Deploy the new ELB stack and verify it came up correctly.
Add the existing ASG to the new ELB stack, so that it accepts traffic from both old and new ELBs.
Contact AWS support to carry out the necessary pre-warming. This can take a day or more to work its way through the support system, but the actual pre-warming doesn't take long.
Update app.stacks.example.com to point to the new app-elb-buildnumber.stacks.example.com DNS entry.
Wait for the appname.stacks.example.com TTL to expire. Hopefully it is set to a reasonably short 60 seconds or so.
Delete the old ELB stack.

Implications for Application Development and Versioning

In a stateless web application of the sort considered in this post, version updates to the application server cluster happen independently of version updates to APIs and other data sources used by the application servers. The first thing to consider is that this requires careful coordination between the application and data layer developers when the data layer updates. The application servers must first update such that they can handle both old and new versions of the API or other data source that changes. This tends to be easier for APIs that are well versioned, since the application can then decide which version to use for any given update. It tends to be much harder for database schema changes and the like, however, as these provide no ability to continue to use the old options.

Another thing to consider is that stateless must really mean stateless insofar as an application server is concerned.

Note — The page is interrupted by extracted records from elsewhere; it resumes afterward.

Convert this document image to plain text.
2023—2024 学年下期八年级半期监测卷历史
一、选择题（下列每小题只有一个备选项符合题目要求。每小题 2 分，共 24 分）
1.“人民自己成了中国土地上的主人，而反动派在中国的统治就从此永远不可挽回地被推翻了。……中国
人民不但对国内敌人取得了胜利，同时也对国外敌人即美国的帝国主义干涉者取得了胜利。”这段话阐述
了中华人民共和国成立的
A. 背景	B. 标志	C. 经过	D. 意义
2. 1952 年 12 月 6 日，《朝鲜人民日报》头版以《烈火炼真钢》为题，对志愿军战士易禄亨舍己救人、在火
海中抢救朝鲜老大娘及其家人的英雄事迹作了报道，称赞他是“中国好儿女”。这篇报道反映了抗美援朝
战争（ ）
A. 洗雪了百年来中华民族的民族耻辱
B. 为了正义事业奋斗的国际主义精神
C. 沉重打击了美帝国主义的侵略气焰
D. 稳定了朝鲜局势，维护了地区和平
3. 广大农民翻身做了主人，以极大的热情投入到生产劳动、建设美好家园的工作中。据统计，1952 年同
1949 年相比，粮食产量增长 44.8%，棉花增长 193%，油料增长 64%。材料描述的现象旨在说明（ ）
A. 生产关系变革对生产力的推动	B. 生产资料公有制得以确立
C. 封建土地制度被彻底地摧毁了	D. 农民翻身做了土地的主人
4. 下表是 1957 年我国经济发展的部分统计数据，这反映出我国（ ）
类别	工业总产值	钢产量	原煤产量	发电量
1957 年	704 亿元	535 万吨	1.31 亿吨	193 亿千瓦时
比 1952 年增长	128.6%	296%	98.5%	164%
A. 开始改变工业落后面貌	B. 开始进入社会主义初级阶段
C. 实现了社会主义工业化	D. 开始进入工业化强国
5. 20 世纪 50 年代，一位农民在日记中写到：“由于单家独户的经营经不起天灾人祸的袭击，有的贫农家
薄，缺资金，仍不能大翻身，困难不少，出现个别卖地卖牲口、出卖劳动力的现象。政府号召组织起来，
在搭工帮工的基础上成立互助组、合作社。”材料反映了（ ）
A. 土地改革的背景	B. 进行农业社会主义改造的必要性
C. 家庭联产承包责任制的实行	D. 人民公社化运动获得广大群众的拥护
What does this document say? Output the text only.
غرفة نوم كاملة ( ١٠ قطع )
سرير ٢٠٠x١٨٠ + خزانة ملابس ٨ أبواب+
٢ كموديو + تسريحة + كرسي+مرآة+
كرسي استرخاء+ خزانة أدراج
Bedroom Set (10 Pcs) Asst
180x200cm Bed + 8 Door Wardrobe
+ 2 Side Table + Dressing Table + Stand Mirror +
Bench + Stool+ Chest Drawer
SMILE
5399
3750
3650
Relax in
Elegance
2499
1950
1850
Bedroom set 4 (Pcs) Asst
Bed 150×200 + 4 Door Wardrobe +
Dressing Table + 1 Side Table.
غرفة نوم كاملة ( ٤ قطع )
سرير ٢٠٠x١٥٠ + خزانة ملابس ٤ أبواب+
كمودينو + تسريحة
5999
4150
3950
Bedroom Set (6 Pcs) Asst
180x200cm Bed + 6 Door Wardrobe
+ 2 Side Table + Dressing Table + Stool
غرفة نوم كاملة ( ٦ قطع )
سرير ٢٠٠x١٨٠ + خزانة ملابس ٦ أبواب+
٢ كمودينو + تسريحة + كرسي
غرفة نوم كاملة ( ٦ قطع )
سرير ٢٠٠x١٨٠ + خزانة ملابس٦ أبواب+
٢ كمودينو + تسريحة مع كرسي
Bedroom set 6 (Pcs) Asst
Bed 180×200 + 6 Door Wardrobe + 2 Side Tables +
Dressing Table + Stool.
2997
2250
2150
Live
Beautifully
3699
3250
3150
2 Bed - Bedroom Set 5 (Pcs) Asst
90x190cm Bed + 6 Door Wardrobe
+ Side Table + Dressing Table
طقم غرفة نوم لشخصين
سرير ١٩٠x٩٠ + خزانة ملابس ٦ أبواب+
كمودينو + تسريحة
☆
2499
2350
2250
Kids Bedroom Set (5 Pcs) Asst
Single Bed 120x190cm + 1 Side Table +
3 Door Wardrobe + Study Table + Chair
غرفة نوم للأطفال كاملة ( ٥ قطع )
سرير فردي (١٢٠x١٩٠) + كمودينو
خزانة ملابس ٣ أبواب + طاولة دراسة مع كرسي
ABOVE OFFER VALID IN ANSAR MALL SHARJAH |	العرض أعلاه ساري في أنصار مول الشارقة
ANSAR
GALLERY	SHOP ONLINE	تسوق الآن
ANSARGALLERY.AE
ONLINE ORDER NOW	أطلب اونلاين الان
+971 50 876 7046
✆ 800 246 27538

A user might be in the middle of a session, between two page views, when an application cluster version update occurs. If sessions are kept in an in-memory distributed application server cache, to pick one example by which these servers might be slightly stateful even while using external databases, then sessions will be disrupted by a deployment. So all state must reside in data stores outside the scope of the application CloudFormation stack resources.